ALIGNBEAM : Inference-Time Alignment Transfer via Cross-Vocabulary Logit Mixing
Summary
ALIGNBEAM is a novel, training-free method designed to address the degradation of large language model safety caused by domain fine-tuning, particularly in cross-family specialist models. Existing inference-time defenses that mix logits from a safe anchor model are limited by requiring shared vocabularies. ALIGNBEAM overcomes this by translating anchor logits into the target model's vocabulary token-by-token during each decoding step. It then employs a small LLM judge to select the safest among K candidate continuations. This approach allows safety alignment transfer between different model families at inference time without modifying either model's weights. The method enables tuning the safety-utility trade-off at deployment without retraining and has shown substantial increases in refusal rates on adversarial benchmarks while maintaining practical task accuracy and inference overhead.
Key takeaway
For AI Security Engineers deploying fine-tuned large language models, especially cross-family specialists, ALIGNBEAM provides a critical solution to mitigate safety degradation. You can now transfer safety alignment between diverse model families at inference time without altering model weights. This allows for dynamic tuning of the safety-utility trade-off post-deployment, significantly raising refusal rates on harmful prompts while maintaining practical performance. Evaluate ALIGNBEAM to enhance the robustness of your LLM deployments against adversarial inputs.
Key insights
ALIGNBEAM enables training-free, cross-vocabulary safety alignment transfer between LLM families at inference time using logit mixing and an LLM judge.
Principles
- Safety alignment transfers cross-family.
- Inference-time defenses avoid weight changes.
- Cross-vocabulary logit mixing is feasible.
Method
ALIGNBEAM translates anchor model logits token-by-token into the target model's vocabulary at each decoding step.
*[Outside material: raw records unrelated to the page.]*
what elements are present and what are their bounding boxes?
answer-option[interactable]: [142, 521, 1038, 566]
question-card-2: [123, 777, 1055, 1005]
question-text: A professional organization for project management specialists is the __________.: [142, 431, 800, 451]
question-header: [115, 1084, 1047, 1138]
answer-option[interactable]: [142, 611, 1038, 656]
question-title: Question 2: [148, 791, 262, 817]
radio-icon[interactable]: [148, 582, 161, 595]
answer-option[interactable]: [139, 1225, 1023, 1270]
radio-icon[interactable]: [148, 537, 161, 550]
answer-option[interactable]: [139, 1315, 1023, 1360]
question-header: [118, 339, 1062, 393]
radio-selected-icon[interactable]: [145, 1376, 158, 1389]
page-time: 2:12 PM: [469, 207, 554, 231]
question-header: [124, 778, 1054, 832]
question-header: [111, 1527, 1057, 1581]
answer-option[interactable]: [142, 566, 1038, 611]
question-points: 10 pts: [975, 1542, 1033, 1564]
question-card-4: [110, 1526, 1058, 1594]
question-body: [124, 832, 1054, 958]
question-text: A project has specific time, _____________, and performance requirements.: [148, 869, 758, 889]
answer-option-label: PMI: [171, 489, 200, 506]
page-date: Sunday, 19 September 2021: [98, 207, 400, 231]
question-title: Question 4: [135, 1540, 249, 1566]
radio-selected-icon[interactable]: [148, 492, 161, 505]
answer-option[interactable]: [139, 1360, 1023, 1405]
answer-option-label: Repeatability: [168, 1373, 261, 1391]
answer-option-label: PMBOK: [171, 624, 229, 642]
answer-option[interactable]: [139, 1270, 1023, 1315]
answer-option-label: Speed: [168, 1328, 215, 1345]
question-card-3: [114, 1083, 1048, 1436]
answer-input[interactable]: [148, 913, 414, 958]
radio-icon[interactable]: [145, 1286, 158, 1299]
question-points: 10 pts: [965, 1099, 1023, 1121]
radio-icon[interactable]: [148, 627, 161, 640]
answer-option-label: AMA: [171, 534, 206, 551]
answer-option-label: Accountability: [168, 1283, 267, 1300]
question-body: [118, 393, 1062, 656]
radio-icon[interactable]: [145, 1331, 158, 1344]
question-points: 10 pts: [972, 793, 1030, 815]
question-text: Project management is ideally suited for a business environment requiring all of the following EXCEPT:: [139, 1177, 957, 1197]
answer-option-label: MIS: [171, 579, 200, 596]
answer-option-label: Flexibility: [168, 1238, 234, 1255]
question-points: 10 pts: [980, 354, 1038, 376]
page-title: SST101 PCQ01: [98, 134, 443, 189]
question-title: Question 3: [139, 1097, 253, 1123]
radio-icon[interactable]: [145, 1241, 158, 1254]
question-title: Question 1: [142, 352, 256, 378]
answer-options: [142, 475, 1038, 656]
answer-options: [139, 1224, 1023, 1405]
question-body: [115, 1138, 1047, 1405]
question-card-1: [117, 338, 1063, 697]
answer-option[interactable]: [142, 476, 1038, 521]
A small LLM judge then selects the safest among K candidate continuations, enabling cross-vocabulary logit mixing.
In practice
- Deploy safety alignment without retraining.
- Tune safety-utility trade-off post-deployment.
- Apply logit mixing to cross-family LLMs.
Topics
- ALIGNBEAM
- LLM Safety
- Inference-Time Alignment
- Logit Mixing
- Cross-Vocabulary Models
- Adversarial Robustness
Best for: Research Scientist, CTO, VP of Engineering/Data, AI Scientist, Machine Learning Engineer, AI Security Engineer
Related on AIssential
Editorial summary, takeaway, and curation by AIssential. Original article published by Artificial Intelligence.